I think this is an under appreciated part of Bayesian analysis, often in classical machine learning methods, we assume the data is normally distributed implicitly say – without making it explicit in our model. Some people say things like ‘Bayesian Analysis is hard because you need to think about the data generation process’ but this is more honest, and produces a better model than just ignoring the problem.  Better models allow you to inform or make better decisions, and that marginal gain could be worth a lot of money for your company.

Good Part 2: No need to derive estimators

There are a increasingly full-featured and high-quality tools that allow you to fit almost any model you can write down. Being able to treat model fitting as an abstraction is great for analytical productivity.

Recall that an “estimator” or “point estimate” is a statistic (that is, a function of the data) that is used to infer the value of an unknown parameter in a statistical model. In Bayesian analysis thanks to tools such as MCMC you can fit almost any model you can write down. For example you can fit out of the box models such as Exponential, Mixture models, Poisson type models and the Student-T distribution in toolkits such as PyMC3 and Stan.

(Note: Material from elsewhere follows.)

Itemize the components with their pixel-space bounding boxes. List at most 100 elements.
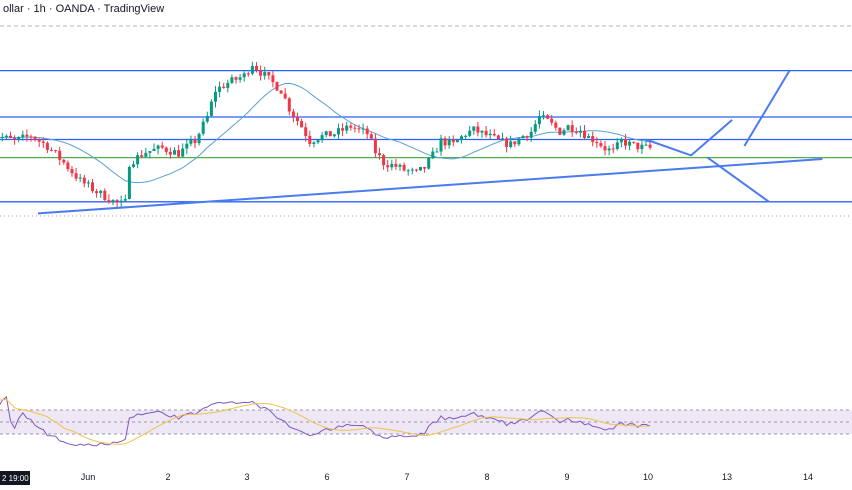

Good Part 3: Estimating a distribution

Bayesian analyses produce distributions as estimates rather than specific statistics about distributions. That means you deeply understand uncertainty and get a full-featured input into any downstream decision/calculation you need to make.

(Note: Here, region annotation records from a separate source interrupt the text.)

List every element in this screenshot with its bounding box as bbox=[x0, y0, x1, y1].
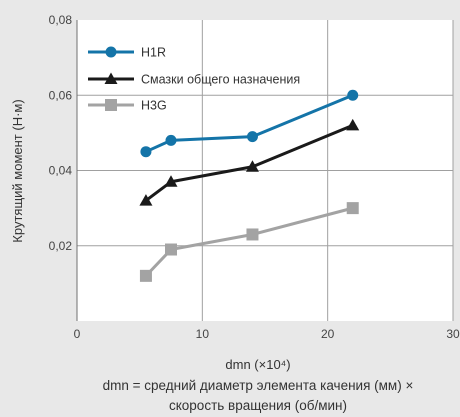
series-0-point-0 bbox=[140, 146, 152, 158]
y-tick-label-2: 0,06 bbox=[49, 88, 73, 102]
x-tick-label-2: 20 bbox=[321, 327, 335, 341]
legend-marker-2 bbox=[105, 99, 117, 111]
series-layer bbox=[139, 89, 360, 282]
legend-marker-1 bbox=[104, 72, 118, 84]
series-0-point-1 bbox=[165, 134, 177, 146]
y-tick-label-1: 0,04 bbox=[49, 164, 73, 178]
caption-line-2: скорость вращения (об/мин) bbox=[169, 398, 347, 413]
y-tick-label-0: 0,02 bbox=[49, 239, 73, 253]
series-1-point-0 bbox=[139, 194, 153, 206]
grid-lines bbox=[76, 20, 454, 321]
legend-marker-0 bbox=[105, 46, 117, 58]
series-1-point-1 bbox=[164, 175, 178, 187]
caption-line-1: dmn = средний диаметр элемента качения (… bbox=[103, 378, 414, 393]
series-0-point-2 bbox=[246, 131, 258, 143]
series-1-point-3 bbox=[346, 118, 360, 131]
series-2-point-2 bbox=[246, 228, 259, 241]
series-1-point-2 bbox=[245, 160, 259, 172]
legend-label-2: H3G bbox=[141, 99, 167, 113]
series-2-point-3 bbox=[346, 202, 359, 215]
series-2-point-1 bbox=[165, 243, 177, 256]
x-tick-label-0: 0 bbox=[74, 327, 81, 341]
series-0-point-3 bbox=[347, 89, 359, 101]
y-tick-labels: 0,02 0,04 0,06 0,08 bbox=[49, 13, 73, 253]
series-line-1 bbox=[145, 123, 354, 202]
x-axis-title: dmn (×10⁴) bbox=[225, 357, 290, 372]
series-line-2 bbox=[144, 206, 354, 277]
legend-label-0: H1R bbox=[141, 46, 166, 60]
y-tick-label-3: 0,08 bbox=[49, 13, 73, 27]
legend-label-1: Смазки общего назначения bbox=[141, 73, 300, 87]
y-axis-title: Крутящий момент (Н·м) bbox=[10, 99, 25, 242]
series-0 bbox=[140, 89, 359, 158]
x-tick-labels: 0 10 20 30 bbox=[74, 327, 460, 341]
series-2-point-0 bbox=[139, 269, 152, 282]
x-tick-label-3: 30 bbox=[446, 327, 460, 341]
legend: H1R Смазки общего назначения H3G bbox=[88, 46, 300, 113]
series-1 bbox=[139, 118, 360, 206]
series-2 bbox=[139, 202, 359, 282]
series-line-0 bbox=[145, 93, 354, 154]
x-tick-label-1: 10 bbox=[196, 327, 210, 341]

If you take something like Figure 1, here we have the difference of means (which is a loss function of sorts) and we can see our distribution of that difference of means. We can see more information – such as how the distribution is shaped (almost normal but not quite), the spread of the distribution too. We don’t get this in traditional frequentist or machine learning methods.

Good Part 4: Borrowing strength / sharing information

A common feature of Bayesian analysis is leveraging multiple sources of data (from different groups, times, or geographies) to share related parameters through a prior. This can help enormously with precision.

For example I share information across teams in the Rugby Analytics example. This is a super powerful technique in industry, for example you may have geographies like country, or you may have different kinds of risk categories for loans. There’s many examples of this in e-commerce, fintech and insurance. To me this is the secret sauce of Bayesian Analysis

Good Part 5: Model checking as a core activity

Good Bayesian analyses consider a wide range of models that vary in assumptions and flexibility in order to see how they affect substantive results. There are principled, practical procedures for doing this.

For example there are many methods included in Arviz and other toolkits to evaluate your model. You can critique your model and improve it.

You can either compare your model against the observed data, or look at the various model statistics such as BFMI.

Good Part 6: Interpretability of posteriors and adding loss functions to the posteriors

What a posterior means makes more intuitive sense to people than most statistical tests. Validity of posterior rests on underlying assumption about correctness of model, which is not hard to to reason about. What’s more we can apply loss functions to our posteriors, and get an even more interpretable posterior.

As we saw already with this example, we can see what our posterior means, and even apply loss functions to it.  A great example of loss functions is in the excellent Bayesian Methods for Hackers material.